Taken on Abu Dhabi's Corniche in 1962, this photo shows the desalination plant that dramatically improved the quality of life for people in the capital.
Time Frame: desalination plant makes Abu Dhabi life a little sweeter
This unprepossessing structure changed the life of everyone in Abu Dhabi. Assembled on what is now the Corniche, in 1962, it distilled fresh - or "sweet" - water from the sea at a rate of 57,000 litres per day. Customers could bring containers to the plant to buy water or have it delivered by donkey.
Until then, obtaining water was a daily preoccupation for the town's growing population. Abu Dhabi had been famously settled at the end of the 18th century because of the discovery of water, but the reality was that it was mostly brackish and unpleasant.
In the 1950s and before, water for daily use was obtained by digging down into the sand. For the first couple of days it was fit for human consumption; thereafter only for washing or animals.

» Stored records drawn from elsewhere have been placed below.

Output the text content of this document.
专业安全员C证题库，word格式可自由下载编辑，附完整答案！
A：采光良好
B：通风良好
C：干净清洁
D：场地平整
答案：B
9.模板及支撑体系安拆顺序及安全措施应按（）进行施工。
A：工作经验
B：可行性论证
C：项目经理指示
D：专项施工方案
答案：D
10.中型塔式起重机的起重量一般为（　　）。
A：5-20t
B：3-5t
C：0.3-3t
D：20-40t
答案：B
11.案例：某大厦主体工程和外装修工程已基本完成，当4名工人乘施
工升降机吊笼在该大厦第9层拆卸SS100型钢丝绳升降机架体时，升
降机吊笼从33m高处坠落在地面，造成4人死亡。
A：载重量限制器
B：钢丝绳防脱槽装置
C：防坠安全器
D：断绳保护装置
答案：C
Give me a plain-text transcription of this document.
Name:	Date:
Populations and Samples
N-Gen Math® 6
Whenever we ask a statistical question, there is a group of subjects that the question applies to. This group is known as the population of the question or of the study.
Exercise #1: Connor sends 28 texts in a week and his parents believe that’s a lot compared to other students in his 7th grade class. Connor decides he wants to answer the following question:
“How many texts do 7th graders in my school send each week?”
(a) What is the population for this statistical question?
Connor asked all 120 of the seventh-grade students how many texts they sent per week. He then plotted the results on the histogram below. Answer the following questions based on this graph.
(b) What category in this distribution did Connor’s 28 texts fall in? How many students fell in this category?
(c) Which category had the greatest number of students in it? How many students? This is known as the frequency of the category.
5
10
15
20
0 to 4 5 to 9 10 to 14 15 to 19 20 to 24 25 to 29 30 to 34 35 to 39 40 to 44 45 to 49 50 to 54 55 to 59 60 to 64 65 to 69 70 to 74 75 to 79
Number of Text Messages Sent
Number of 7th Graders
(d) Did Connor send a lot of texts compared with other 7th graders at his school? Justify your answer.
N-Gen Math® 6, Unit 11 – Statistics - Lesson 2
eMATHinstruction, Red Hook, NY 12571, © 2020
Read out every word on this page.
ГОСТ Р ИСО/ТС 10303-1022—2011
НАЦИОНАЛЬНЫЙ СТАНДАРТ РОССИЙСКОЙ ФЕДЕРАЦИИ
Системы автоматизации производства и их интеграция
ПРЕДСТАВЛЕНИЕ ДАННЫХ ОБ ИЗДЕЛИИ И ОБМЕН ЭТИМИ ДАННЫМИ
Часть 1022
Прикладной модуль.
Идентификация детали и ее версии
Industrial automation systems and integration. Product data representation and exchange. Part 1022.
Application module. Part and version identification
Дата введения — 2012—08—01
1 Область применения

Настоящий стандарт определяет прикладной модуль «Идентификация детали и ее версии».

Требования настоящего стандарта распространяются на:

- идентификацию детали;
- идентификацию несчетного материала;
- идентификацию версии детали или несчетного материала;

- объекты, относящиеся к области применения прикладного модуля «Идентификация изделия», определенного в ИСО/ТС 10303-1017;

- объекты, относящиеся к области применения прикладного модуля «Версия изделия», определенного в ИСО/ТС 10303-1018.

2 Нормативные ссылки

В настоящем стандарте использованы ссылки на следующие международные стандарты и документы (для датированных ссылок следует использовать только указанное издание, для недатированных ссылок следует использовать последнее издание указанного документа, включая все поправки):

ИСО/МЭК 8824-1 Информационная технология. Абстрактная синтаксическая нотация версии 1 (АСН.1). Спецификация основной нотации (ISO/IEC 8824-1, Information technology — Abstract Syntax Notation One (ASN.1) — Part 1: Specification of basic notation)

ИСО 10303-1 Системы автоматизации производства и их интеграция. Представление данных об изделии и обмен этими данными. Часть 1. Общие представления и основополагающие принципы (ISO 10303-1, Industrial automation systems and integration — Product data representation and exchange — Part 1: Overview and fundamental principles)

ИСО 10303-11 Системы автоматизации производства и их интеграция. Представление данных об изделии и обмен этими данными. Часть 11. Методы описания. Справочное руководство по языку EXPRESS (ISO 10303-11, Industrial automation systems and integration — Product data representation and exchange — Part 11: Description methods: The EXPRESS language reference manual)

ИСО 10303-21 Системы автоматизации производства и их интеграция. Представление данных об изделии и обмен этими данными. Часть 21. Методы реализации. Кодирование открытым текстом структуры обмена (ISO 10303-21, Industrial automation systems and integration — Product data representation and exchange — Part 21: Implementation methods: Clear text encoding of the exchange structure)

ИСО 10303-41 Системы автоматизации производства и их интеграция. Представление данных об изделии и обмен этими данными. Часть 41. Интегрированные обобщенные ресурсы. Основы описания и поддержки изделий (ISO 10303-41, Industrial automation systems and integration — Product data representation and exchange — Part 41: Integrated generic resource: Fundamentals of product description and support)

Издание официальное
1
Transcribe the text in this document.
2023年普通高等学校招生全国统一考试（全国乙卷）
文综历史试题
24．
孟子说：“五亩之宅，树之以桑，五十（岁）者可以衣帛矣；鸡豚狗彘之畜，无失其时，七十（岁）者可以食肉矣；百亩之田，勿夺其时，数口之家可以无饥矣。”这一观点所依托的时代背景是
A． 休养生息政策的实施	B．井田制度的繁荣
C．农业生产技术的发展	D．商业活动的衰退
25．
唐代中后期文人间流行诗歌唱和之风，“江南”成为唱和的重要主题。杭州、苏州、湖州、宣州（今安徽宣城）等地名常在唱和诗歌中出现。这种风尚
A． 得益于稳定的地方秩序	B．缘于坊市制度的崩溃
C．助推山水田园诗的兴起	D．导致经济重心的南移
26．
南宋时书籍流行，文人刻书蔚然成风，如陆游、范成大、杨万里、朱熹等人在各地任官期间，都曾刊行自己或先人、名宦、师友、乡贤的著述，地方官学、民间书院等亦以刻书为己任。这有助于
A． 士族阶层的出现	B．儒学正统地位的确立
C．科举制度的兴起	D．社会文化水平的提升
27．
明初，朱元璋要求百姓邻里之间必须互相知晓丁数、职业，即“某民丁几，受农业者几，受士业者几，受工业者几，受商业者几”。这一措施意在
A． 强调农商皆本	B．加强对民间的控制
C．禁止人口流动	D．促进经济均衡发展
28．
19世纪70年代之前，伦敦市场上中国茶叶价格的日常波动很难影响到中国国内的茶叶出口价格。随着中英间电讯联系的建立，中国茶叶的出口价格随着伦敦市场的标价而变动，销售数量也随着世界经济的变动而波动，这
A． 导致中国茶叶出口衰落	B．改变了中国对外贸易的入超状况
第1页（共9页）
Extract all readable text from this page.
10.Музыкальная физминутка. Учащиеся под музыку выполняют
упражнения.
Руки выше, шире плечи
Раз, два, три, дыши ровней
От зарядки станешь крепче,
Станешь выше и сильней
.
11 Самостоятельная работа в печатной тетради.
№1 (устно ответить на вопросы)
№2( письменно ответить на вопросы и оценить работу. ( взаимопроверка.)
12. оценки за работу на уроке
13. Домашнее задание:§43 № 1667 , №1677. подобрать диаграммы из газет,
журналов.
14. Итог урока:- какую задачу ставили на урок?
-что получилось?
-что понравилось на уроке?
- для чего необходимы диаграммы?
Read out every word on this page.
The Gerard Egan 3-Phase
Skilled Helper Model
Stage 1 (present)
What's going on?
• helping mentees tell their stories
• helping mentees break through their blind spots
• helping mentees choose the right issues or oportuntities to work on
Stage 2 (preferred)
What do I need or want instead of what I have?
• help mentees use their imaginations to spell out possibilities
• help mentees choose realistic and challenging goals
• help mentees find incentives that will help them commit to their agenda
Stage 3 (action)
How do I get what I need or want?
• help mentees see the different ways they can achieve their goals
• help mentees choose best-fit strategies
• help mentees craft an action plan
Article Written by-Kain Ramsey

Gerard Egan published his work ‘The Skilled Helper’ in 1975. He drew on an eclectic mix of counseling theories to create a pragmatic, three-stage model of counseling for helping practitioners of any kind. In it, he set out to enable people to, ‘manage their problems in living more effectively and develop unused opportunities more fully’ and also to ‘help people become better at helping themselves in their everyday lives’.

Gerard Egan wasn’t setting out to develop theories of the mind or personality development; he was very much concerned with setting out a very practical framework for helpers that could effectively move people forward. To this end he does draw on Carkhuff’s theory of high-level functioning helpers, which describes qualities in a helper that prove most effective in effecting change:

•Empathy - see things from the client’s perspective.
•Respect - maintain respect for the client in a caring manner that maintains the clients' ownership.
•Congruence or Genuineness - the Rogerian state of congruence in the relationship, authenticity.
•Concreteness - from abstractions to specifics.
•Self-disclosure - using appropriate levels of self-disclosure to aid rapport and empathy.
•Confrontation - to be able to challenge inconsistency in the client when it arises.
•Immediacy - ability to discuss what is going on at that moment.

The best water had to be shipped from Dubai, which had a more plentiful supply, arriving in barrels either by sea or across the desert tracks.
Even earlier, water was more prized than oil. It was the discovery of the latter, with the arrival of hundreds and then thousands of newcomers, that placed an intolerable burden on the chain of supply.
One attempt saw an English dowser called Kenneth Merrylees summoned to the emirate to search for water. The experiment was not successful.
The distillation plant shown here was part of the solution. At the same time an ambitious construction project was underway that would pipe fresh water from Al Ain across the desert to Abu Dhabi. Amazingly the pipeline still survives.